Astronomers have used an armada of telescopes on the ground and in space, including the Very Large Telescope at ESO’s Paranal Observatory in Chile to discover and measure the distance to the most remote mature cluster of galaxies yet found. Although this cluster is seen when the Universe was less than one quarter of its current age it looks surprisingly similar to galaxy clusters in the current Universe.
“We have measured the distance to the most distant mature cluster of galaxies ever found,” says the lead author of the study in which the observations from ESO’s VLT have been used, Raphael Gobat (CEA, Paris). “The surprising thing is that when we look closely at this galaxy cluster it doesn’t look young — many of the galaxies have settled down and don’t resemble the usual star-forming galaxies seen in the early Universe.”
Clusters of galaxies are the largest structures in the Universe that are held together by gravity. Astronomers expect these clusters to grow through time and hence that massive clusters would be rare in the early Universe. Although even more distant clusters have been seen, they appear to be young clusters in the process of formation and are not settled mature systems.

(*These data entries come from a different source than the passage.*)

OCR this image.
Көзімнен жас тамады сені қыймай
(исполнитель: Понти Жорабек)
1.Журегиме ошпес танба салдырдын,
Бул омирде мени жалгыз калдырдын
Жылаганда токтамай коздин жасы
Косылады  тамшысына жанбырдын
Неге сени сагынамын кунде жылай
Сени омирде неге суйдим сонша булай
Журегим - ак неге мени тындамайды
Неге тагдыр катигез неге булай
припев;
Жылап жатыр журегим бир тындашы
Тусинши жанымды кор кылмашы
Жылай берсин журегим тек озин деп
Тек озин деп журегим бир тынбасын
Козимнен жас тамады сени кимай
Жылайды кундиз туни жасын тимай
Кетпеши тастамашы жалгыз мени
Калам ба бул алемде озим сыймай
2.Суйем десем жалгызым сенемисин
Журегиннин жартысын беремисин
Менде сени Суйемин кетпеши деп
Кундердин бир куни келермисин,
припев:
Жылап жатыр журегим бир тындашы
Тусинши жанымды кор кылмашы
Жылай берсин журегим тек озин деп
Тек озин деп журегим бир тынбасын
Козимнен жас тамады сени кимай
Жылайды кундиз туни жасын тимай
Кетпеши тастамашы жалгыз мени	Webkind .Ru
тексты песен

The international team of astronomers used the powerful VIMOS and FORS2 instruments on ESO’s Very Large Telescope (VLT) to measure the distances to some of the blobs in a curious patch of very faint red objects first observed with the Spitzer Space Telescope. This grouping, named CL J1449+0856 [1], had all the hallmarks of being a very remote cluster of galaxies [2]. The results showed that we are indeed seeing a galaxy cluster as it was when the Universe was about three billion years old — less than one quarter of its current age [3].
Once the team knew the distance to this very rare object they looked carefully at the component galaxies using both the NASA/ESA Hubble Space Telescope and ground-based telescopes, including the VLT. They found evidence suggesting that most of the galaxies in the cluster were not forming stars, but were composed of stars that were already about one billion years old. This makes the cluster a mature object, similar in mass to the Virgo Cluster, the nearest rich galaxy cluster to the Milky Way.
Further evidence that this is a mature cluster comes from observations of X-rays coming from CL J1449+0856 made with ESA’s XMM-Newton Space Observatory. The cluster is giving off X-rays that must be coming from a very hot cloud of tenuous gas filling the space between the galaxies and concentrated towards the center of the cluster. This is another sign of a mature galaxy cluster, held firmly together by its own gravity, as very young clusters have not had time to trap hot gas in this way.
As Gobat concludes: “These new results support the idea that mature clusters existed when the Universe was less than one quarter of its current age. Such clusters are expected to be very rare according to current theory, and we have been very lucky to spot one. But if further observations find many more then this may mean that our understanding of the early Universe needs to be revised.”
Notes
[1] The strange name refers to the object’s position in the sky.
[2] The galaxies appear red in the picture partly because they are thought to be mainly composed of cool, red stars. In addition the expansion of the Universe since the light left these remote systems has increased the wavelength of the light further so that it is mostly seen as infrared radiation when it gets to Earth.
[3] The astronomers measured the distance to the cluster by splitting the light up into its component colors in a spectrograph. They then compared this spectrum with one of a similar object in the nearby Universe. This allowed them to measure the redshift of the remote galaxies — how much the Universe has expanded since the light left the galaxies. The redshift was found to be 2.07, which means that the cluster is seen about three billion years after the Big Bang.